I live in a cheap flat filled with expensive, sensitive electronic devices. There is only one electric circuit for everything to plug in. Several times a day, the fridge's compressor wakes up, and this causes a small dip in power. This is causing trouble with PC components I have already posted about, and also I hear a pop from my cheap PC boxes when happens. Everything is already plugged into a surge-protector power strip, but this doesn't help, probably because the power difference is too small to activate the protection.
Now I am planning to get good, expensive active loudspeakers and don't want them quickly ruined due to power problems. Also, I am afraid for that the power dips are shortening the life expectation of PCs, monitors and peripherals. So I want to find a solution now.
As far as I know, there are two options: an UPS or a voltage regulator. I've never used either, and don't have enough electrotechnics knowledge to know how each works. So I don't know which is better for my situation.
- For each device: does it react quickly enough to catch a positive or negative spike in power on its input end and still output level power on the other end, or does it need some time after fluctuations start?
- I have already tried to do some reading on both and noticed that there are different kinds of UPS and different kinds of voltage regulators. But I have already forgotten even the basics on voltage and power I learned in sixth grade, so I couldn't understand enough to know which kind would be suited for my case. Can you tell me what kind I need (and, if you know that, how are manufacturers labelling it)?
- I don't know how to calculate the capacity I'll need. I tried some online calculator for UPS, but it didn't let me choose all things I am going to plug in. By adding all the wattages of the power supplies, I came up with a theoretical peak drain of 1700 watt, although I think that I don't even reach half of it in a typical usage scenario (1700 W would include turning the boxes' volume to 106 dB). Is there some way to arrive at the proper capacity using this number, and how?

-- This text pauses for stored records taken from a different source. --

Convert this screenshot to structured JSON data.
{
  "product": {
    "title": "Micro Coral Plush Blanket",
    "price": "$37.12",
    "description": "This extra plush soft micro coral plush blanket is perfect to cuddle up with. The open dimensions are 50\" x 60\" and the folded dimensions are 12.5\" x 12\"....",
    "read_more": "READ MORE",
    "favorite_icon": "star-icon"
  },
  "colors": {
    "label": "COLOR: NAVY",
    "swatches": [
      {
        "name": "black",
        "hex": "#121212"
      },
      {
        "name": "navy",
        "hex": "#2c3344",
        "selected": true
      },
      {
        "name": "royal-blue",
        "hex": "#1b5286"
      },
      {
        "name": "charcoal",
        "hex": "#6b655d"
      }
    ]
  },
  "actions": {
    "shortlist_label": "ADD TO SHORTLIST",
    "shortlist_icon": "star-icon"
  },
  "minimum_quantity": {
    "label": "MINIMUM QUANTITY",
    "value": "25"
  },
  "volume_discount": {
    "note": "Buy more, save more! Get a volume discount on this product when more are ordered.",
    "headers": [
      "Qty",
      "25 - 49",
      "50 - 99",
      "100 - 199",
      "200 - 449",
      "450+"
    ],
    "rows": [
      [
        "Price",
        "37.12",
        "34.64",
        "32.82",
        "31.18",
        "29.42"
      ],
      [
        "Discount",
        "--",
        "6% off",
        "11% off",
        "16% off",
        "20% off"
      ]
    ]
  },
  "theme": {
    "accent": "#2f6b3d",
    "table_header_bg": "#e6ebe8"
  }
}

- Is there some other feature beside capacity and ability to rapidly react to a power fluctuation relevant to my decision?
- Which solution is expected to be cheaper and do the job better (core UPS functions like the opportunity to do a graceful shutdown in a complete power outage are irrelevant to my decision)?
Edit: Just noticed that both UPS and voltage regulators come with power sockets made for PCs and monitors:
I want to plug in some things which have a Schuko or Europlug: the external HDDs, the laptop's power supply, and the loudspeakers, as well as a Japanese external sound card (probably through a power converter which also has a Europlug). They are made for this kind of socket:
How to solve this, are there adapters or something else?